Scientists at the University of California, Berkeley, and the University of York, England, corroborated the results of the National Oceanic and Atmospheric Administration's (NOAA) research paper in 2015.
Their findings were reported in the US journal Science Advances.
The NOAA paper had shown ocean buoys now used to measure water temperatures tend to report slightly cooler temperatures than older ship-based systems.
The switch to buoy measurements had hidden some of the real-world warming during the 1998-2014 period, the NOAA scientists concluded.
The NOAA paper had drawn outrage from some scientists who insisted there had been a "global warming hiatus" and from critics who consider global warming a hoax.
The US House of Representatives, controlled by the Republican Party, had even demanded the NOAA scientists provide lawmakers with their email exchanges about the research.
The US government agency agreed to transmit data and respond to scientific questions but refused to hand over the emails of the study's authors, a decision supported by scientists worried about political interference.
"Our results mean that essentially NOAA got it right, that they were not cooking the books," said Zeke Hausfather, a graduate student in UC Berkeley's Energy and Resources Group and lead author of the new study.
- 'Hiatus' debunked -
The Intergovernmental Panel on Climate Change, in a report published in September 2013, said the average global warming between 1951 and 2012 had been 0.12 degrees Celsius (0.22 degrees Fahrenheit) per decade.
But between 1998 and 2012, warming had amounted to only 0.07 degrees Celsius per decade, indicating a 'global warming hiatus.'
The 2015 NOAA analysis, which was adjusted to correct for the "cold bias" of buoy measurements, found there was no detectable slowdown in ocean warming over the previous 15 years.

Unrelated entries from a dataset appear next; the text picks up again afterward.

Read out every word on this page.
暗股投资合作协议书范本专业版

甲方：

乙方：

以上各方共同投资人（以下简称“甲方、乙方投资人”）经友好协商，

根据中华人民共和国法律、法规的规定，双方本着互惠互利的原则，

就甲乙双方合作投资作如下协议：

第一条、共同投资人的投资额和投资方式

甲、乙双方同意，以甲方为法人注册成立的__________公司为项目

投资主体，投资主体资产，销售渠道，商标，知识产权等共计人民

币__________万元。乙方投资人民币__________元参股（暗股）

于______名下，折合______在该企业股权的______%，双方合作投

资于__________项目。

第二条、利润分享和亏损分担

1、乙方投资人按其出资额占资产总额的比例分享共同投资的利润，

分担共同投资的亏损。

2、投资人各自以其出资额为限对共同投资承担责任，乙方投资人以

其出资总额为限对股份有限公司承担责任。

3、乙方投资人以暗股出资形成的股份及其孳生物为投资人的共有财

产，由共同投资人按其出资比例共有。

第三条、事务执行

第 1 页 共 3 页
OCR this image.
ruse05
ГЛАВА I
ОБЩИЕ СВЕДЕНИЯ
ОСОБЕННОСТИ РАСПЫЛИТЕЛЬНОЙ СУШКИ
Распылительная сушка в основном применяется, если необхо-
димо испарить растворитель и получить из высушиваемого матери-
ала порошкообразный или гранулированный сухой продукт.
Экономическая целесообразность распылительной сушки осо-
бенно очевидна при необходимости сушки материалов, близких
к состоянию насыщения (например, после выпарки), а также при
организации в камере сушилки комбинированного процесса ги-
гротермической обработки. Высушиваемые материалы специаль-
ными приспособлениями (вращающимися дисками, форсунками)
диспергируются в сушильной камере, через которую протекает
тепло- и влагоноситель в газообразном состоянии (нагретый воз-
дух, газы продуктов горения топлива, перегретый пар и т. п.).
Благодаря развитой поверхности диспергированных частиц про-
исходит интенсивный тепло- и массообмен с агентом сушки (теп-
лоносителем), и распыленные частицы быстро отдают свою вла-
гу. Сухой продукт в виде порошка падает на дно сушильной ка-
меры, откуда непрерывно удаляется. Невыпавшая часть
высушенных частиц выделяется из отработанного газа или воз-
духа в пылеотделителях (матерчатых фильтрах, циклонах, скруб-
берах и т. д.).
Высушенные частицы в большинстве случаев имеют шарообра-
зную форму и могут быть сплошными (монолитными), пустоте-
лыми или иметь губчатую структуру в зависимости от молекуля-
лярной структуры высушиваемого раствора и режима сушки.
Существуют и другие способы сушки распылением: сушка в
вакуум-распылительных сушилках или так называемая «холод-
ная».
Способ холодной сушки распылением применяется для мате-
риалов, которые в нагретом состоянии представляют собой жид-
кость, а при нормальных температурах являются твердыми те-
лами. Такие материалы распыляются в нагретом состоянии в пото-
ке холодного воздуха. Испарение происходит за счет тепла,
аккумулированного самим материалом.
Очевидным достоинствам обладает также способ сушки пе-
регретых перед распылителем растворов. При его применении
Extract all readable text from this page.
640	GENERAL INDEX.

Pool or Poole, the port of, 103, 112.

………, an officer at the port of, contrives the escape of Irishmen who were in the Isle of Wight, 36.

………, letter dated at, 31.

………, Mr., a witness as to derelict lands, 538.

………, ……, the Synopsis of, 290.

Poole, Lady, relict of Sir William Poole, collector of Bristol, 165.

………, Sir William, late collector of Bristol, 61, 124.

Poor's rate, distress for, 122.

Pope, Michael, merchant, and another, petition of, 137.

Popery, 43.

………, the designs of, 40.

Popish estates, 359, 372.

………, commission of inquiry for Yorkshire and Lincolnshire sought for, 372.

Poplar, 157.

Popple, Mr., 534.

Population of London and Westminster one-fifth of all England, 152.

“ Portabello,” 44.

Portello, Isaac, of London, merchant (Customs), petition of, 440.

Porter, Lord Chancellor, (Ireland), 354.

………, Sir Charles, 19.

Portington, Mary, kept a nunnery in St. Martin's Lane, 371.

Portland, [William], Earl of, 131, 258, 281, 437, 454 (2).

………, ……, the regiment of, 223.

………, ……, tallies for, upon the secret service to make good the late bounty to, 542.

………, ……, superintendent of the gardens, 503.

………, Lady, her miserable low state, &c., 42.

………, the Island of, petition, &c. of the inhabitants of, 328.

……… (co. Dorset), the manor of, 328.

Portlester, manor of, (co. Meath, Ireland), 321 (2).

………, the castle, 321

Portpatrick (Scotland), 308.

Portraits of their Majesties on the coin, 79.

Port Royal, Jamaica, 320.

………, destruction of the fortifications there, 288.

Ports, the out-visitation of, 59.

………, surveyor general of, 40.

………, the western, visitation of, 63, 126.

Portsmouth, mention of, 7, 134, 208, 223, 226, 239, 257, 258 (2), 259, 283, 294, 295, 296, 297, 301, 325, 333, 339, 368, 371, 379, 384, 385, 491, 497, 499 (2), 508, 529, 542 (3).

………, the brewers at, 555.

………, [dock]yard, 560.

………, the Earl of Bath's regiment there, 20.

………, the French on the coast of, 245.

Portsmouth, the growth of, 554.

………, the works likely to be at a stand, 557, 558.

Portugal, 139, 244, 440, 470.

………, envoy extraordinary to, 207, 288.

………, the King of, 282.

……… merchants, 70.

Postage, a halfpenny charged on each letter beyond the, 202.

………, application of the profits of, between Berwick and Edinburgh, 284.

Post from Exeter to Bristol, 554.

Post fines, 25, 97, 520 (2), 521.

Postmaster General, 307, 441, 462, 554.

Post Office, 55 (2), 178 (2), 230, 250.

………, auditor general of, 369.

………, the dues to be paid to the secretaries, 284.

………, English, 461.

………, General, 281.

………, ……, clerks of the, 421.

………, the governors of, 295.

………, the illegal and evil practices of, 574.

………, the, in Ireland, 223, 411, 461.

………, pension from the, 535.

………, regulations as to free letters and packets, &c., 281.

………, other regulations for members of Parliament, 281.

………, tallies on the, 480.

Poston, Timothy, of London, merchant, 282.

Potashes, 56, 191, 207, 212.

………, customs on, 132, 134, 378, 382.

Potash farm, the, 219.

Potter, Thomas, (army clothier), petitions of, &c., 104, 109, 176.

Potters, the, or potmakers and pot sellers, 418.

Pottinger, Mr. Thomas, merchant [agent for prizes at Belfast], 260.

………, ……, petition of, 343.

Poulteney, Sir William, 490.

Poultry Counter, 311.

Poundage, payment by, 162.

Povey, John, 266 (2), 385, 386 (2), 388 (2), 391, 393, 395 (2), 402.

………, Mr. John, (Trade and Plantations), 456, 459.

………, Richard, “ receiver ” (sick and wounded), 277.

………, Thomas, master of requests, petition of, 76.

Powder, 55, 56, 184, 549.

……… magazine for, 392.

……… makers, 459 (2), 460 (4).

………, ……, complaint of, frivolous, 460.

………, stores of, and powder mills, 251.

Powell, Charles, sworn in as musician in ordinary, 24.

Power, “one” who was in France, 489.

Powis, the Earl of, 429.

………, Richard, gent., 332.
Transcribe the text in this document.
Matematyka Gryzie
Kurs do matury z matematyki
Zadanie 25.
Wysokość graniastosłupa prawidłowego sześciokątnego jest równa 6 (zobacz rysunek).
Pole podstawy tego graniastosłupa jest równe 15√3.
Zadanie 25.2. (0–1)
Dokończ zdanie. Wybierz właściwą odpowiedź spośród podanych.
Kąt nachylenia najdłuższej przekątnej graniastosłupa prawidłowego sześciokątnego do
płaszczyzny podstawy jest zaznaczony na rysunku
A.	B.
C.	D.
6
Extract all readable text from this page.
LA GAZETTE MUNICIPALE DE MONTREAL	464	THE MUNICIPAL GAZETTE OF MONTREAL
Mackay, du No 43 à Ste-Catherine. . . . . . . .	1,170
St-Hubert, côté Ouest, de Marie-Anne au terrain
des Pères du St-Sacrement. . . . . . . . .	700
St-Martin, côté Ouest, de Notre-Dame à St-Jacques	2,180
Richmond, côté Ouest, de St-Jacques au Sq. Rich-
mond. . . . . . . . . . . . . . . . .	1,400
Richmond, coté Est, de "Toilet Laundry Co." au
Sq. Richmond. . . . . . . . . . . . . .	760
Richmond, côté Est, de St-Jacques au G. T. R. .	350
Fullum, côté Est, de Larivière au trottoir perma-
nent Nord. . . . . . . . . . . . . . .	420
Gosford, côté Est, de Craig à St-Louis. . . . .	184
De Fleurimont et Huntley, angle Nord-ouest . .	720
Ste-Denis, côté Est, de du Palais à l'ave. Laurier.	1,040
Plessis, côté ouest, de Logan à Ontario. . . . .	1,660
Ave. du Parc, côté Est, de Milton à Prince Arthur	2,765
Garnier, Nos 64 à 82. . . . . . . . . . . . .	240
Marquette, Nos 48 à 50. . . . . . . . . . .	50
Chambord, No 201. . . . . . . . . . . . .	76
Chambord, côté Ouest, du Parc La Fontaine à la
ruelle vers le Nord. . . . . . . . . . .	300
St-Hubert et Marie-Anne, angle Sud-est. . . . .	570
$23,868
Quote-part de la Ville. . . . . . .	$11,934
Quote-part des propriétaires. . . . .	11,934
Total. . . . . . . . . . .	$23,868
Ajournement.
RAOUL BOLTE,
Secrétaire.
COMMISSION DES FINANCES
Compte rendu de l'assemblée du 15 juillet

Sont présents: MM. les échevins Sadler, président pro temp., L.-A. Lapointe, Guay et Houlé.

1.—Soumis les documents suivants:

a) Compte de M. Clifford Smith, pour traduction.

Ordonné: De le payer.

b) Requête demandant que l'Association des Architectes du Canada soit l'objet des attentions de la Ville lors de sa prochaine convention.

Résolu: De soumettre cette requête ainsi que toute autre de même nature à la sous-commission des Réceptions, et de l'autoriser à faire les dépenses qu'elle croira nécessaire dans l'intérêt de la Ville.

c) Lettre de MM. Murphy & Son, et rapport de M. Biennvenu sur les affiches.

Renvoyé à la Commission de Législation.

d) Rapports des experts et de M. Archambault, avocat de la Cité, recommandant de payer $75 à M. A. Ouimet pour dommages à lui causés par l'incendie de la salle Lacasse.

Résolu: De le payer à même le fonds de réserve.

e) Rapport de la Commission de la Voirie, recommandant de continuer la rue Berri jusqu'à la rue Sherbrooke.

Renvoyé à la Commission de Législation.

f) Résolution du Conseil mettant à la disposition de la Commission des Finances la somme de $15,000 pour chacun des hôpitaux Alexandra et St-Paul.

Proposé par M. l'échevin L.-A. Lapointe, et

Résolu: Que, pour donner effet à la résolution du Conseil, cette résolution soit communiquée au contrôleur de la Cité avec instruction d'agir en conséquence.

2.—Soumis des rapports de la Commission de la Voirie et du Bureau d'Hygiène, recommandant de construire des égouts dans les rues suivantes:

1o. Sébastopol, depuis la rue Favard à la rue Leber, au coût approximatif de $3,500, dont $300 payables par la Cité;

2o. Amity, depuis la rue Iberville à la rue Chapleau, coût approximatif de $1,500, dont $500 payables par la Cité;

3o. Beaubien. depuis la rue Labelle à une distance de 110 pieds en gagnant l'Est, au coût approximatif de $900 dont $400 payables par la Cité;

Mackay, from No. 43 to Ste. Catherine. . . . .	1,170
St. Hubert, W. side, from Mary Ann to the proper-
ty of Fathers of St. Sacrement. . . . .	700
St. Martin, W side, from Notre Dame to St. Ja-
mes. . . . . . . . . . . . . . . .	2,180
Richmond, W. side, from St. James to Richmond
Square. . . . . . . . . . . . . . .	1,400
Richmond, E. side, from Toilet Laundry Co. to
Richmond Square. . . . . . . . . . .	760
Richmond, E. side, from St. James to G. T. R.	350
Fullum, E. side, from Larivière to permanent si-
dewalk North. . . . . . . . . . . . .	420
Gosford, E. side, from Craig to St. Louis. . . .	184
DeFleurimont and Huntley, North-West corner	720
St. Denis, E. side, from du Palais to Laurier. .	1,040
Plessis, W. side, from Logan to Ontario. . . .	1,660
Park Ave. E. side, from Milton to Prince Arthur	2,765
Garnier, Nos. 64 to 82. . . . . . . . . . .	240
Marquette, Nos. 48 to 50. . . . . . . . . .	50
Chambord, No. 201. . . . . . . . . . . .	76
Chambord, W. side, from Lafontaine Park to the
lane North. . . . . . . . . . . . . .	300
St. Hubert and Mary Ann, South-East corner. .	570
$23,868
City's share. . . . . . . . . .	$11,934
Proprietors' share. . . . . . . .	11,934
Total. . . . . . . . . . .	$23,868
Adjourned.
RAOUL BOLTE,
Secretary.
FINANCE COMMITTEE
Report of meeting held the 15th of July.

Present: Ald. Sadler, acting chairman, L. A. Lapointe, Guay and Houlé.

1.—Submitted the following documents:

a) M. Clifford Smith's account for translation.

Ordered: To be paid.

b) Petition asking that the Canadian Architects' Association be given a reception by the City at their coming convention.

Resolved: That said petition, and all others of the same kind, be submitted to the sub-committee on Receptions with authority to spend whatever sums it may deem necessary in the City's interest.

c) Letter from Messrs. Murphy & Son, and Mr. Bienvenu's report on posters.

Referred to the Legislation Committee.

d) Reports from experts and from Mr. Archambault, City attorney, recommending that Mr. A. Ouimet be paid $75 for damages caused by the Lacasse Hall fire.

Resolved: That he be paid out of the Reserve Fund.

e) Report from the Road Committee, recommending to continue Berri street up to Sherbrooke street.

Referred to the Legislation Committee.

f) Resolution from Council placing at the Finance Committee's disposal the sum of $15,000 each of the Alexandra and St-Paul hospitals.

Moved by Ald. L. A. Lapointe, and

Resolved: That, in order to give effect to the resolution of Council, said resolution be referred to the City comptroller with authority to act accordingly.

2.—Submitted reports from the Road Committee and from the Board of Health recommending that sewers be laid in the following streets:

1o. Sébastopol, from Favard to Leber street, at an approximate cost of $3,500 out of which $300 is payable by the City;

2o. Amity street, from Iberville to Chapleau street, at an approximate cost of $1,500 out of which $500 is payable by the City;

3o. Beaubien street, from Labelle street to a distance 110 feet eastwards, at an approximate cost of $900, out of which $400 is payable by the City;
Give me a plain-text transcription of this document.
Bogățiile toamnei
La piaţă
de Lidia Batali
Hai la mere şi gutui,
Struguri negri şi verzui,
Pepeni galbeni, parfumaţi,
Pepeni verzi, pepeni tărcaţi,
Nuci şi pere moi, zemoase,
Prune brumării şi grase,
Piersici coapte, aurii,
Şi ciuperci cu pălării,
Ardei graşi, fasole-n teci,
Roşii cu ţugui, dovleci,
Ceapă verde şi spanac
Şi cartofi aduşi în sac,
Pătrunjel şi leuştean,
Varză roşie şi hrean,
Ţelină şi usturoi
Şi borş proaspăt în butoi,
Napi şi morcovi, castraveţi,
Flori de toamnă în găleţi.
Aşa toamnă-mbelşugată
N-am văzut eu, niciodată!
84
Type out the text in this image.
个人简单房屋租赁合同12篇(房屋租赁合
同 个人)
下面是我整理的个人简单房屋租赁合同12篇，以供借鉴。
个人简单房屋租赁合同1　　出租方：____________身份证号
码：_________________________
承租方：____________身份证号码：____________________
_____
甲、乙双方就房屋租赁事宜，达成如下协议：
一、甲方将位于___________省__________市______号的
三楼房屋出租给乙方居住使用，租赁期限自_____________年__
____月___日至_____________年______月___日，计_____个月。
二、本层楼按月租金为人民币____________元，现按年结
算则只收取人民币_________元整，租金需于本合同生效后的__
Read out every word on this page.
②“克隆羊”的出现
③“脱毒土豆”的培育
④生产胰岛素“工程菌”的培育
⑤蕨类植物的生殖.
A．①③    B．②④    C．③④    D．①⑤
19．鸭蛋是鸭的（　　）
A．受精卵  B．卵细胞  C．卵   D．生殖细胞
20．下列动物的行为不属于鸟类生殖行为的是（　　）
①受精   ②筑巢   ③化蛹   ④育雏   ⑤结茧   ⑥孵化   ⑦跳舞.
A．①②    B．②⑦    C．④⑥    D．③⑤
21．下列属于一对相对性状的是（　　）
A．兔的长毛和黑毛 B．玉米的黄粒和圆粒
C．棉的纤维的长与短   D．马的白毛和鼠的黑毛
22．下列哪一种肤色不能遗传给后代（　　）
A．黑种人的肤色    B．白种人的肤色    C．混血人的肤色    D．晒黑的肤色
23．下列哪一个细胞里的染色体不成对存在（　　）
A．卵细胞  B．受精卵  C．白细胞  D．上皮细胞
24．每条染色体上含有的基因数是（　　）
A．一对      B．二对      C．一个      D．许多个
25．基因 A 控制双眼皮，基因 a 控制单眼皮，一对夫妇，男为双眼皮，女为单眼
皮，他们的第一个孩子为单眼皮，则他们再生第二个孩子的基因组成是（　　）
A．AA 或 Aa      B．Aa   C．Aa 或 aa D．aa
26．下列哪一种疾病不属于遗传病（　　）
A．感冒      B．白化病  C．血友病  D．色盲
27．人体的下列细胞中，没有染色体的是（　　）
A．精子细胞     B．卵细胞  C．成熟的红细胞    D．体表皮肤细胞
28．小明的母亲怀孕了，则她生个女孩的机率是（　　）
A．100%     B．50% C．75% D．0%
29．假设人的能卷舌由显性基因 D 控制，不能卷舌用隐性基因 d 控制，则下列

Reporting in the journal Science, the NOAA scientists said the oceans has actually warmed 0.12 degrees Celsius per decade since 2000, nearly twice as fast as the earlier estimates of 0.07 degrees Celsius per decade.
That brought the rate of ocean temperature rise in line with estimates for the previous 30 years, between 1970 and 1999.
The new study uses independent data from satellites and Argo floats, a worldwide satellite-based location and data collection system, as well as from buoys.
The information gathered confirmed the NOAA results in 2015 were correct, the scientists said.
"We were initially skeptical of the NOAA result, because it showed faster warming than a previous updated record from the UK Met Office," said Kevin Cowtan of the University of York.
"So we set out to test it for ourselves, using different methods and different data. We now think NOAA got it right, and a new dataset from the Japan Meteorological Agency also agrees," he said.